E aí dom Paulo foi terrível, porque quase não
deixava o Ratzinger falar: descobriram que foram colegas de estudo
quando eram estudantes de doutorado em Munique, trocaram idéias
sobre os professores que morreram ou não. Três dias
antes havia saído um documento condenando a Teologia da Libertação,
então, no momento apropriado, dom Paulo disse para o cardeal:
"Cardeal Ratzinger, lemos o documento e ele é muito
ruim. Não o aceitamos porque não vemos os nossos teólogos
dizendo e pensando o que o senhor diz da Teologia da Libertação.
Inclusive, queremos sugerir que o senhor os chame para elaborar
um documento e depois vocês o completam. Se quero construir
uma ponte, chamo um engenheiro, e o senhor, para construir a ponte,
chamou um gramático, que não entende nada de engenharia.
Então, não aceitamos este, queremos um segundo documento".

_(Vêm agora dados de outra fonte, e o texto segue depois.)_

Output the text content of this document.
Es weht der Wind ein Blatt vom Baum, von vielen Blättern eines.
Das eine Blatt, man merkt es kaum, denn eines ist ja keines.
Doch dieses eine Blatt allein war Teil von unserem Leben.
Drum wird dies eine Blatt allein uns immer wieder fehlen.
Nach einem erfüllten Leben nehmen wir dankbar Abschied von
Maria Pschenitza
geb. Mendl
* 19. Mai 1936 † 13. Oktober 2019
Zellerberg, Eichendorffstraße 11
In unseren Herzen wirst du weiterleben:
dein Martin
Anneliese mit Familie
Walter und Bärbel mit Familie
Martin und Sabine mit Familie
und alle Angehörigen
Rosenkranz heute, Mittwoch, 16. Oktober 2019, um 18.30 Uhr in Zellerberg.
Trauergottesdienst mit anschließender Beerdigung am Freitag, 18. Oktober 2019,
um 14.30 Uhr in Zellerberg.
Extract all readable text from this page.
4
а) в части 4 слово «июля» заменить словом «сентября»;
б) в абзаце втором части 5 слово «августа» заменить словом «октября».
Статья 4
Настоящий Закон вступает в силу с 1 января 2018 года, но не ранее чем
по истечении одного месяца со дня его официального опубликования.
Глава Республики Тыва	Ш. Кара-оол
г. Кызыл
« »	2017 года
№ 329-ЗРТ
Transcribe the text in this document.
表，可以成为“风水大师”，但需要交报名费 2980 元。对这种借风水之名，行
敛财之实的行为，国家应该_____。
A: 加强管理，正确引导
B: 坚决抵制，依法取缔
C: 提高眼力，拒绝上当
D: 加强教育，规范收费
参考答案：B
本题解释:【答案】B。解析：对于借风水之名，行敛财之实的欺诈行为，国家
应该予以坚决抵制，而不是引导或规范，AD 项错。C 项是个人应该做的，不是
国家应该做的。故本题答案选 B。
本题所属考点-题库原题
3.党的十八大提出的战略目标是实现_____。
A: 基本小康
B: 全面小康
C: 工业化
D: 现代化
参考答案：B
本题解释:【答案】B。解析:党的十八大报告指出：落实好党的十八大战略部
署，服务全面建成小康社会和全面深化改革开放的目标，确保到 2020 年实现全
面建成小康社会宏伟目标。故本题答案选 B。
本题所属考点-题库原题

E acrescentou: "Boff, você está aí com
o seu irmão, o Gustavo Gutierrez, amanhã vocês
já sentam juntos e fazem um esquema". De fato, fizemos
o esquema e levamos ao Santo Ofício.
Leo Gilson - Você poderia definir claramente para o leigo
o que é a Teologia da Libertação?
Leonardo Boff - E aí então a discussão
foi sobre a Teologia da Libertação, não mais
sobre mim. A crítica do cardeal se baseava no seguinte: "O
teu livro é protestante, quem fala assim são os protestantes,
eles não são como os católicos". Eu digo:
"Absolutamente, é o lado evangélico do protestantismo,
e temos muito o que aprender com Lutero. Então, não
aceito que seja o lado protestante, é o lado são da
teologia, que percebe o excesso, o abuso de poder da Igreja, a soberba,
e pertence à teologia ter uma palavra crítica sobre
isso. E há uma tradição profética. A
gente, quando é batizado, é batizado para ser profeta,
além de sacerdote. Ninguém lembra de ser profeta na
Igreja. Os profetas se confrontam com o poder". E se discutiu
Teologia da Libertação. A insistência dos nossos
dois cardeais era que se fizesse um documento nas igrejas onde se
vive uma prática de Teologia da Libertação
com pobres e comunidades. Dom Paulo disse ao Ratzinger: "Se
o senhor quiser, preparo tudo em São Paulo, o senhor vai
conhecer as periferias, vai com os agentes da pastoral e, depois
de ver tudo isso, vamos sentar e falar sobre a Teologia da Libertação,
porque, se o senhor não vir isso, não vai entender
os teólogos". O cardeal respondeu: "Temos obrigações
com a Igreja universal, não podemos fazer partido na Igreja
local. Somos responsáveis por todas as igrejas, nossa sede
de pensamento é aqui". Aí me levantei e disse:
"Cardeal, por favor, olhe esta janela, toda de ferro quadriculado.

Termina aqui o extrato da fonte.